LargestSubarraywith0sum

Largest subarray with 0 sum

Problem Description: Given an array having both positive and negative integers. The task is to compute the length of the largest subarray with sum 0.

Input: arr[] = {15, -2, 2, -8, 1, 7, 10, 23}; Output: 5

Explanation: The largest subarray with 0 sum is -2 2 -8 1 7

Brute force :

class Solution{
    public : 
    int maxLen(int arr[], int n){
        int max_len = 0;
        for(int i = 0; i < n; i++){
            int curr_sum = 0;
            for(int j = i; j < n; j++){
                curr_sum += arr[j];
                // if curr_sum is 0, then update max_len
                if(curr_sum == 0){
                    max_len = max(max_len, j - i + 1);
                }
            }
        }
        return max_len;
    }
}

Time complexity : O(n^2)
Space complexity : O(1)

Lets discuss about the optimized approach ->  What we can do is that we can use a hashmap to store the sum and the index of the first occurence of that sum. If we encounter a sum which is already present in the hashmap, then we can update the max_len if the difference between the current index and the index of the first occurence of that sum is greater than the max_len. 


Lets take an example to see how this works : 

arr[] = {15, -2, 2, -8, 1, 7, 10, 23};

sum = 15, index = 0
sum = 13, index = 1
sum = 15, index = 2
sum = 7, index = 3
sum = 8, index = 4
sum = 15, index = 5
sum = 25, index = 6
sum = 48, index = 7

Now, we can see that sum = 15 is repeated at index 5 and index 0. So, we can see that the difference between the current index and the index of the first occurence of that sum is 5 - 0 = 5. So, we can update the max_len to 5. 

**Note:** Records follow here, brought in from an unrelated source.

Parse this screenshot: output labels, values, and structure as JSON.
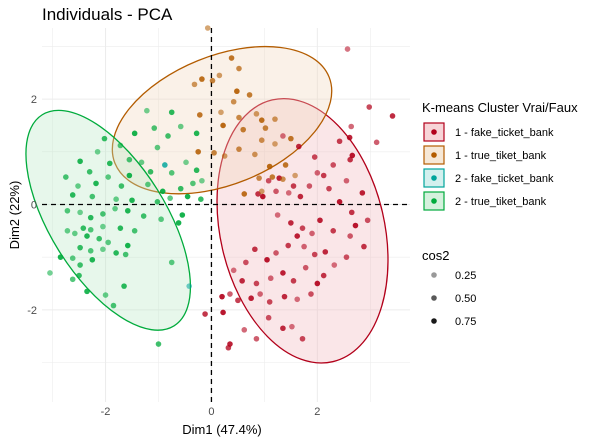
{
  "chart_data": {
    "type": "scatter",
    "title": "Individuals - PCA",
    "xlabel": "Dim1 (47.4%)",
    "ylabel": "Dim2 (22%)",
    "xlim": [
      -3.2,
      3.75
    ],
    "ylim": [
      -3.75,
      3.35
    ],
    "x_ticks": [
      -2,
      0,
      2
    ],
    "x_tick_labels": [
      "-2",
      "0",
      "2"
    ],
    "y_ticks": [
      -2,
      0,
      2
    ],
    "y_tick_labels": [
      "-2",
      "0",
      "2"
    ],
    "grid": true,
    "reference_lines": {
      "x": 0,
      "y": 0,
      "style": "dashed"
    },
    "legend_placement": "right",
    "legend": {
      "title": "K-means Cluster Vrai/Faux",
      "entries": [
        {
          "label": "1 - fake_ticket_bank",
          "color": "#b2001a",
          "fill": "#f2b8bd"
        },
        {
          "label": "1 - true_tiket_bank",
          "color": "#b35c00",
          "fill": "#f0d8bd"
        },
        {
          "label": "2 - fake_ticket_bank",
          "color": "#00a59c",
          "fill": "#b6e6e3"
        },
        {
          "label": "2 - true_tiket_bank",
          "color": "#00ab3c",
          "fill": "#b9e8c6"
        }
      ]
    },
    "size_legend": {
      "title": "cos2",
      "entries": [
        {
          "label": "0.25",
          "alpha": 0.4
        },
        {
          "label": "0.50",
          "alpha": 0.65
        },
        {
          "label": "0.75",
          "alpha": 0.9
        }
      ]
    },
    "ellipses": [
      {
        "series": 0,
        "cx": 1.72,
        "cy": -0.5,
        "rx": 1.55,
        "ry": 2.55,
        "angle_deg": -13
      },
      {
        "series": 1,
        "cx": 0.2,
        "cy": 1.6,
        "rx": 2.18,
        "ry": 1.22,
        "angle_deg": -22
      },
      {
        "series": 3,
        "cx": -1.95,
        "cy": -0.3,
        "rx": 2.35,
        "ry": 1.1,
        "angle_deg": 58
      }
    ],
    "series": [
      {
        "name": "1 - fake_ticket_bank",
        "points": [
          [
            2.57,
            2.95
          ],
          [
            3.42,
            1.68
          ],
          [
            2.98,
            1.85
          ],
          [
            2.64,
            1.48
          ],
          [
            2.61,
            1.27
          ],
          [
            2.42,
            1.2
          ],
          [
            3.12,
            1.18
          ],
          [
            2.66,
            0.93
          ],
          [
            2.62,
            0.85
          ],
          [
            2.3,
            0.75
          ],
          [
            1.35,
            1.3
          ],
          [
            1.65,
            1.1
          ],
          [
            1.95,
            0.9
          ],
          [
            2.0,
            0.6
          ],
          [
            1.28,
            0.5
          ],
          [
            1.55,
            0.35
          ],
          [
            1.22,
            0.25
          ],
          [
            0.97,
            0.15
          ],
          [
            0.88,
            0.2
          ],
          [
            1.08,
            0.45
          ],
          [
            1.46,
            0.22
          ],
          [
            1.68,
            0.15
          ],
          [
            2.22,
            0.3
          ],
          [
            2.55,
            0.45
          ],
          [
            2.85,
            0.22
          ],
          [
            2.12,
            0.55
          ],
          [
            1.85,
            0.35
          ],
          [
            2.42,
            0.05
          ],
          [
            2.65,
            -0.15
          ],
          [
            2.95,
            -0.3
          ],
          [
            1.25,
            -0.2
          ],
          [
            1.5,
            -0.35
          ],
          [
            1.72,
            -0.45
          ],
          [
            1.9,
            -0.55
          ],
          [
            2.05,
            -0.3
          ],
          [
            2.3,
            -0.5
          ],
          [
            2.62,
            -0.6
          ],
          [
            2.72,
            -0.4
          ],
          [
            2.88,
            -0.8
          ],
          [
            2.55,
            -1.0
          ],
          [
            2.32,
            -1.15
          ],
          [
            2.15,
            -0.9
          ],
          [
            1.95,
            -0.95
          ],
          [
            1.75,
            -0.8
          ],
          [
            1.62,
            -0.6
          ],
          [
            1.45,
            -0.78
          ],
          [
            1.22,
            -0.92
          ],
          [
            1.05,
            -1.05
          ],
          [
            0.82,
            -0.85
          ],
          [
            0.65,
            -1.1
          ],
          [
            0.42,
            -1.25
          ],
          [
            0.58,
            -1.45
          ],
          [
            0.85,
            -1.5
          ],
          [
            1.12,
            -1.4
          ],
          [
            1.35,
            -1.3
          ],
          [
            1.55,
            -1.45
          ],
          [
            1.78,
            -1.2
          ],
          [
            2.0,
            -1.5
          ],
          [
            2.12,
            -1.35
          ],
          [
            1.88,
            -1.7
          ],
          [
            1.62,
            -1.8
          ],
          [
            1.38,
            -1.75
          ],
          [
            1.1,
            -1.85
          ],
          [
            0.92,
            -1.7
          ],
          [
            0.75,
            -1.78
          ],
          [
            0.5,
            -1.82
          ],
          [
            0.35,
            -1.7
          ],
          [
            0.2,
            -1.75
          ],
          [
            -0.12,
            -2.08
          ],
          [
            1.08,
            -2.15
          ],
          [
            1.52,
            -2.32
          ],
          [
            1.35,
            -2.35
          ],
          [
            1.72,
            -2.55
          ],
          [
            0.62,
            -2.38
          ],
          [
            0.35,
            -2.65
          ],
          [
            0.32,
            -2.72
          ],
          [
            0.85,
            -2.55
          ],
          [
            0.22,
            -2.05
          ]
        ]
      },
      {
        "name": "1 - true_tiket_bank",
        "points": [
          [
            -0.07,
            3.35
          ],
          [
            0.38,
            2.78
          ],
          [
            0.52,
            2.58
          ],
          [
            0.15,
            2.45
          ],
          [
            -0.18,
            2.38
          ],
          [
            0.02,
            2.35
          ],
          [
            -0.32,
            2.28
          ],
          [
            0.48,
            2.15
          ],
          [
            0.72,
            2.08
          ],
          [
            0.42,
            1.95
          ],
          [
            0.18,
            1.75
          ],
          [
            -0.22,
            1.7
          ],
          [
            0.52,
            1.65
          ],
          [
            0.85,
            1.72
          ],
          [
            0.95,
            1.6
          ],
          [
            1.02,
            1.45
          ],
          [
            1.2,
            1.62
          ],
          [
            0.22,
            1.5
          ],
          [
            0.6,
            1.42
          ],
          [
            0.95,
            1.22
          ],
          [
            1.2,
            1.15
          ],
          [
            1.5,
            1.25
          ],
          [
            0.52,
            1.05
          ],
          [
            0.25,
            0.92
          ],
          [
            -0.25,
            1.0
          ],
          [
            0.05,
            0.98
          ],
          [
            0.82,
            0.95
          ],
          [
            1.1,
            0.72
          ],
          [
            1.15,
            0.52
          ],
          [
            1.35,
            0.48
          ],
          [
            1.58,
            0.55
          ],
          [
            1.4,
            0.75
          ],
          [
            0.9,
            0.5
          ],
          [
            0.95,
            0.25
          ],
          [
            0.62,
            0.2
          ]
        ]
      },
      {
        "name": "2 - fake_ticket_bank",
        "points": [
          [
            -0.42,
            -1.55
          ],
          [
            -0.88,
            0.75
          ]
        ]
      },
      {
        "name": "2 - true_tiket_bank",
        "points": [
          [
            -1.22,
            1.78
          ],
          [
            -0.75,
            1.75
          ],
          [
            -1.08,
            1.45
          ],
          [
            -0.58,
            1.48
          ],
          [
            -0.28,
            1.35
          ],
          [
            -0.82,
            1.3
          ],
          [
            -1.02,
            1.08
          ],
          [
            -1.45,
            1.35
          ],
          [
            -2.02,
            1.25
          ],
          [
            -1.72,
            1.12
          ],
          [
            -2.15,
            1.0
          ],
          [
            -1.92,
            0.78
          ],
          [
            -1.55,
            0.85
          ],
          [
            -1.32,
            0.8
          ],
          [
            -2.48,
            0.82
          ],
          [
            -2.3,
            0.62
          ],
          [
            -1.95,
            0.52
          ],
          [
            -1.55,
            0.55
          ],
          [
            -1.15,
            0.62
          ],
          [
            -0.75,
            0.6
          ],
          [
            -0.48,
            0.8
          ],
          [
            -0.28,
            0.65
          ],
          [
            -2.75,
            0.52
          ],
          [
            -2.52,
            0.35
          ],
          [
            -2.18,
            0.4
          ],
          [
            -1.7,
            0.35
          ],
          [
            -1.2,
            0.38
          ],
          [
            -0.92,
            0.25
          ],
          [
            -0.58,
            0.3
          ],
          [
            -0.35,
            0.4
          ],
          [
            -0.18,
            0.45
          ],
          [
            -2.62,
            0.18
          ],
          [
            -2.25,
            0.15
          ],
          [
            -1.8,
            0.1
          ],
          [
            -1.5,
            0.08
          ],
          [
            -1.02,
            0.05
          ],
          [
            -0.78,
            0.12
          ],
          [
            -0.45,
            0.15
          ],
          [
            -0.2,
            0.1
          ],
          [
            -2.72,
            -0.12
          ],
          [
            -2.48,
            -0.15
          ],
          [
            -2.28,
            -0.25
          ],
          [
            -2.05,
            -0.18
          ],
          [
            -1.82,
            -0.08
          ],
          [
            -1.58,
            -0.12
          ],
          [
            -1.28,
            -0.22
          ],
          [
            -0.95,
            -0.28
          ],
          [
            -0.62,
            -0.35
          ],
          [
            -2.42,
            -0.45
          ],
          [
            -2.28,
            -0.48
          ],
          [
            -2.05,
            -0.42
          ],
          [
            -1.72,
            -0.45
          ],
          [
            -1.45,
            -0.5
          ],
          [
            -2.58,
            -0.55
          ],
          [
            -2.35,
            -0.6
          ],
          [
            -2.12,
            -0.65
          ],
          [
            -1.95,
            -0.72
          ],
          [
            -1.58,
            -0.78
          ],
          [
            -2.48,
            -0.82
          ],
          [
            -2.28,
            -0.88
          ],
          [
            -2.05,
            -0.85
          ],
          [
            -1.8,
            -0.92
          ],
          [
            -1.62,
            -0.95
          ],
          [
            -2.72,
            -0.5
          ],
          [
            -2.25,
            -1.05
          ],
          [
            -2.48,
            -1.15
          ],
          [
            -2.62,
            -1.02
          ],
          [
            -2.85,
            -1.0
          ],
          [
            -2.5,
            -1.35
          ],
          [
            -2.62,
            -1.42
          ],
          [
            -3.05,
            -1.3
          ],
          [
            -1.65,
            -1.55
          ],
          [
            -1.85,
            -1.92
          ],
          [
            -2.0,
            -1.72
          ],
          [
            -2.35,
            -1.65
          ],
          [
            -1.0,
            -2.65
          ],
          [
            -0.75,
            -1.1
          ],
          [
            -0.55,
            -0.2
          ]
        ]
      }
    ]
  }
}
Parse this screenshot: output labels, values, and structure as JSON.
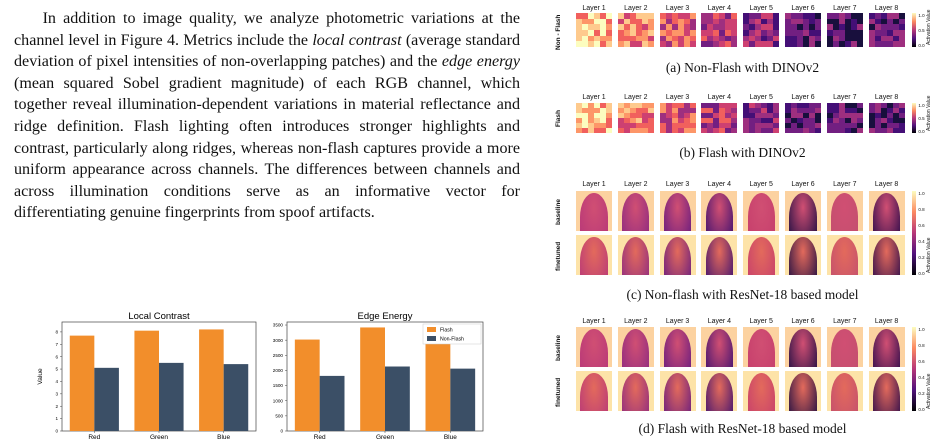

Code for the optimized approach :

    class Solution{
        public : 
        int maxLen(int arr[], int n){
            unordered_map<int, int> mp;
            int sum = 0;
            int max_len = 0;
            for(int i = 0; i < n; i++){
                sum += arr[i];
                if(sum == 0){
                    max_len = i + 1;
                }
                else{
                    if(mp.find(sum) != mp.end()){
                        max_len = max(max_len, i - mp[sum]);
                    }
                    // if sum is not present in the map, then insert it at index i
                    else{
                        mp[sum] = i;
                    }
                }
            }
            return max_len;
        }
    }

Let's dry run the above code :

arr[] = {15, -2, 2, -8, 1, 7, 10, 23}; 




sum = 15, index = 0
mp[15] = 0

sum = 13, index = 1
mp[13] = 1

sum = 15, index = 2
max_len = max(0, 2 - mp[15]) = max(0, 2 - 0) = max(0, 2) = 2

sum = 7, index = 3
mp[7] = 3

sum = 8, index = 4
mp[8] = 4

sum = 15, index = 5
max_len = max(2, 5 - mp[15]) = max(2, 5 - 0) = max(2, 5) = 5

sum = 25, index = 6
mp[25] = 6

sum = 48, index = 7
mp[48] = 7

max_len = 5 

Time complexity : O(n) Space complexity : O(n)